Anishkaa Worthington writes about the prospect of economic recession within the UK. The concern is a result of the coronavirus pandemic, which has rendered many jobless, and placed others on furlough schemes. As lockdown was enforced, thousands of businesses closed their doors; as it was eased, the government began to introduce financial incentives. This article identifies those who are likely to be hit the hardest, and discusses the situation on an international scale.
The UK has recently fallen victim to recession which will leave further people unemployed and vulnerable to redundancy. Between April and June 2020, economic output has decreased by an unfortunate 20.4%, which is a dangerous comparison to the 2.2% from the first three months at the beginning of the year. This is the first time the UK has entered a recession since 2009, when the “great recession” left many people devastated by financial instability. The World Bank predicted recessions would hit the countries where the COVID-19 pandemic has been the most severe. Between 1st March and 30th June 2020, there have been 50,335 deaths involving the coronavirus, and the UK has been ranked as one of the worst-affected countries, just below India, Brazil and Russia.
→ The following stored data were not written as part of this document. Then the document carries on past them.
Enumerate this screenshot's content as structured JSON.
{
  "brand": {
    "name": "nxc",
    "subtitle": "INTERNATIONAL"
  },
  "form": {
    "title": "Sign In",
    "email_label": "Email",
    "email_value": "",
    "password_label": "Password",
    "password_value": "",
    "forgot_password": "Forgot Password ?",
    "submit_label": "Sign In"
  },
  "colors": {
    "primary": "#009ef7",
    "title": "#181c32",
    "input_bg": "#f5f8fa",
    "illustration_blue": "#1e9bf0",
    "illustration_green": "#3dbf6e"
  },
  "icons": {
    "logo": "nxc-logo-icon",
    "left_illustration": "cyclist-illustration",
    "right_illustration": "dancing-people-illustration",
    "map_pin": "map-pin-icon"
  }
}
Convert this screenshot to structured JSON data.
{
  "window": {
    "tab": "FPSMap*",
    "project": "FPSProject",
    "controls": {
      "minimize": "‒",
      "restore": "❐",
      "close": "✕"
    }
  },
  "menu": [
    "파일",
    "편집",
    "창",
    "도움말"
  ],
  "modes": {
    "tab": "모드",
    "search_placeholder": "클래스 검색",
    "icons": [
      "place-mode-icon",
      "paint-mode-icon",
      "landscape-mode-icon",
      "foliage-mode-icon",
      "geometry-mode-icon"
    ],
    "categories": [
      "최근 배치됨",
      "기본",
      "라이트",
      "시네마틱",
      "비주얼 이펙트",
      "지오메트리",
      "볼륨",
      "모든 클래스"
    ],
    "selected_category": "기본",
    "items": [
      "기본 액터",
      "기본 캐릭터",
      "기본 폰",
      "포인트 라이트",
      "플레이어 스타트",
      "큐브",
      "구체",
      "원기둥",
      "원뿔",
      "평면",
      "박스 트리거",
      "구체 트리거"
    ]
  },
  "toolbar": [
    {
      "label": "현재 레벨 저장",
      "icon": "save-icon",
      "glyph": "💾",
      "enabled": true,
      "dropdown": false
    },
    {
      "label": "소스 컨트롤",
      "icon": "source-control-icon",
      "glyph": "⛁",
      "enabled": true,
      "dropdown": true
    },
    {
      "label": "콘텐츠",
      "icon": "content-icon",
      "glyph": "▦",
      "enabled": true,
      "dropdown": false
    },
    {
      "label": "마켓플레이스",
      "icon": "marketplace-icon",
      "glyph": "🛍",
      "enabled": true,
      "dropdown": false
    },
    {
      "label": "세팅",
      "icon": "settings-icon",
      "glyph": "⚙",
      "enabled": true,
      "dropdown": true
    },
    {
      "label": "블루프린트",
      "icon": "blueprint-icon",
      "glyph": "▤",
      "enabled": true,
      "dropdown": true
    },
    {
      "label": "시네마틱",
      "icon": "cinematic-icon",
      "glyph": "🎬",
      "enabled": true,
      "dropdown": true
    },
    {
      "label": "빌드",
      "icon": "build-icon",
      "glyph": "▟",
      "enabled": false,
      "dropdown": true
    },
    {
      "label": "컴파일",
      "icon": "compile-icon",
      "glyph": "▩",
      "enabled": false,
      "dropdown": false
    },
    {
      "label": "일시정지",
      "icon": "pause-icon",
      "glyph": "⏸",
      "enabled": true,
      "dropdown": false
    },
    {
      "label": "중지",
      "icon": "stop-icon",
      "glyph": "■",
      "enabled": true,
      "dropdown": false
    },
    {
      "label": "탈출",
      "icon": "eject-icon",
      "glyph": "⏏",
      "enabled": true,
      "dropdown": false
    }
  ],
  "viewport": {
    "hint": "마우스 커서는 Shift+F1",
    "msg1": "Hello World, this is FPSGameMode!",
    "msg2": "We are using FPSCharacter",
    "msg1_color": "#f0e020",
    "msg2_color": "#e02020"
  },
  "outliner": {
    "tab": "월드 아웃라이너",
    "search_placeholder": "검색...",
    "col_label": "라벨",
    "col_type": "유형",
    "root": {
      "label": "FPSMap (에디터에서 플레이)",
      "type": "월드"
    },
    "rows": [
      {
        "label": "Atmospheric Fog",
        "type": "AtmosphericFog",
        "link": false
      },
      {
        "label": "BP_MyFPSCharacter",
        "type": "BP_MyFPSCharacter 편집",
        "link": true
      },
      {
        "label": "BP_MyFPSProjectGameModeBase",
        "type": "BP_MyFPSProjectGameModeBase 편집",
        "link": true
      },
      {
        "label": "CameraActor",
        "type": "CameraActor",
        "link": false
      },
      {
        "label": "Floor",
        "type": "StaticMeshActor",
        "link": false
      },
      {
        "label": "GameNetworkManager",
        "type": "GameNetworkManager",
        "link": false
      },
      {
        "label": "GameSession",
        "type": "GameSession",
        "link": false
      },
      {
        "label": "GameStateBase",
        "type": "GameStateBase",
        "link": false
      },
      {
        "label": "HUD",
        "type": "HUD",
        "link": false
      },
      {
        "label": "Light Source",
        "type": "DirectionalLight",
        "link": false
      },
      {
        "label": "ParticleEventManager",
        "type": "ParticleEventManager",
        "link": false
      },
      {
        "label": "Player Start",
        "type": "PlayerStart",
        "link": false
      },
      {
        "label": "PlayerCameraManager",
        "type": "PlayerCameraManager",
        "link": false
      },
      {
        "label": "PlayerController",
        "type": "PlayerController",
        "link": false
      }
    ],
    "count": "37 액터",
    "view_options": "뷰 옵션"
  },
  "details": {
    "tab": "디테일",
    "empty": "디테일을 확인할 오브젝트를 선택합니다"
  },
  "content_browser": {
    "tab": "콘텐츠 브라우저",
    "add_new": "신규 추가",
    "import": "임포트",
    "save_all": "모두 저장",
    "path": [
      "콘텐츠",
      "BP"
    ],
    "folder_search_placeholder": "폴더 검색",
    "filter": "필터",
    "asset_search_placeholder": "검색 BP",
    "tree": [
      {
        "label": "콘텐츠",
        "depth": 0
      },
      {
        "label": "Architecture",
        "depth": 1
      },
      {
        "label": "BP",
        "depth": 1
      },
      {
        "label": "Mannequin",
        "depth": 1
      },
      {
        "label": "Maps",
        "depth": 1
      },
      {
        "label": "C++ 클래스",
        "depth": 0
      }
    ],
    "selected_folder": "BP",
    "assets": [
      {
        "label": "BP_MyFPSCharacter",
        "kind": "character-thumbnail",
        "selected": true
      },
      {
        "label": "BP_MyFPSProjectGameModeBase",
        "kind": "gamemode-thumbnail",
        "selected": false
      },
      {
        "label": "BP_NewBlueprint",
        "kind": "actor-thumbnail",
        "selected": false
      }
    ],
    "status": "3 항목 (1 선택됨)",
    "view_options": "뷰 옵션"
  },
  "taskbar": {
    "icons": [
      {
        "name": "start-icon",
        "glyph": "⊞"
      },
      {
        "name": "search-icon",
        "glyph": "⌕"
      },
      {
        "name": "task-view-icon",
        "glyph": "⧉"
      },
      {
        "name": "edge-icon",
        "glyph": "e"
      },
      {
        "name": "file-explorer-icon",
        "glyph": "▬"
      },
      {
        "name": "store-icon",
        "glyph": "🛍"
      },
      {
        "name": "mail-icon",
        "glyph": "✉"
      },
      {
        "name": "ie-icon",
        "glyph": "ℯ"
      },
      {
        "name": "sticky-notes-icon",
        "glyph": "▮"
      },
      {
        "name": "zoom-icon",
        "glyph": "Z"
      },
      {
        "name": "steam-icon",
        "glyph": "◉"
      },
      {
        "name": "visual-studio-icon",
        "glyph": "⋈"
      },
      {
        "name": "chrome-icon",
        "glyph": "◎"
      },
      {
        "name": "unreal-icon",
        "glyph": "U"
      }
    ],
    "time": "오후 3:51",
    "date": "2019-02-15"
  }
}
The COVID-19 pandemic resulted in a national lockdown, causing non- essential businesses to close whilst the British public were instructed to stay inside and work from home. Popular retailers such as TK Maxx, Selfridges and Primark temporarily closed down stores all over the UK, along with gyms, pubs and other non- essential businesses. A majority of retailers and businesses were able to open from 4th July 2020, so long as they met government safety guidelines about hygiene and social distancing. For instance, Marks & Spencer does not allow customers to use fitting rooms and Waterstones is quarantining books for 72 hours after customers have touched them. Many retailers, such as John Lewis and Debenhams, will be permanently closing down certain stores which will result in thousands of job losses.
The government set up the Coronavirus Job Retention Scheme, which introduced the furlough scheme in March. It provides those who are unable to do their jobs from home with 80% of their previous salary. However, money- saving experts such as Martin Lewis say that many employers are not exercising their “moral duty” of paying their employees through the furlough scheme. Chancellor of the Exchequer, Rishi Sunak, has announced that the furlough scheme will be finishing at the end of October, after being active for eight months. The consequence of ending the furlough scheme will be the increase in the rate of unemployment as companies will no longer be allowed to claim financial support from the government to pay employees. This means struggling businesses may fire staff members who they cannot afford to keep.
It is no surprise economic downturns are usually the hardest on young adults.
Millennials joining the job force during these times have the disadvantage of repaying student loans and accepting low- paid entry levels, despite having qualifications which deserve a higher pay grade. According to The Independent, young people from Black and Minority Ethnic backgrounds (BME) and working- class backgrounds are being pushed further away from job opportunities - disproportionately so, compared to their white counterparts.
Economists are also predicting the return of “boomerang” kids- an informal term which refers to young adults returning home to live with their parents. From a macro- economic perspective, such young adults will spend less on commodities, such as rent, and this will decrease aggregate consumer spending and national economic growth. According to the Resolution Foundation, a third of young people, between the ages of 18 and 24 years and were not students, have lost their jobs or put on furlough. In comparison, one in six adults, between the ages of 25 to 54 years, have lost their jobs or been furloughed. A reason for this significant difference is that more young people are employed by sectors that were unable to operate during the COVID-19 lockdown.
To promote consumer spending to boost the economy, Chancellor Rishi Sunak implemented the “Eat Out to Help Out” scheme. This scheme gave diners the opportunity to get a 50% discount on their food and non- alcoholic drinks when they chose to dine inside establishments every Monday, Tuesday and Wednesday only. The owners of such establishments could then claim back the discounts from the government. It was received with much praise, as demands were made to have the scheme extended beyond 31st August 2020. However, the scheme ended promptly on the given deadline.
Economists are concerned about the world economy as more countries are experiencing an economic downturn. Many European countries, such as Italy and Spain, entered 2020 with weak fiscal positions and are currently suffering from a technical recession caused by high unemployment and weak productivity. As a result of the global lockdown and five months of citizen protests, Hong Kong is said to be facing its worst recession ever. Industries such as tourism and retail have been severely affected in Hong Kong due to ongoing political turmoil and the COVID-19 pandemic.
Citizens across the world are being warned that difficult and uncertain times lay ahead as the international community is struggling to control an unprecedented global crisis.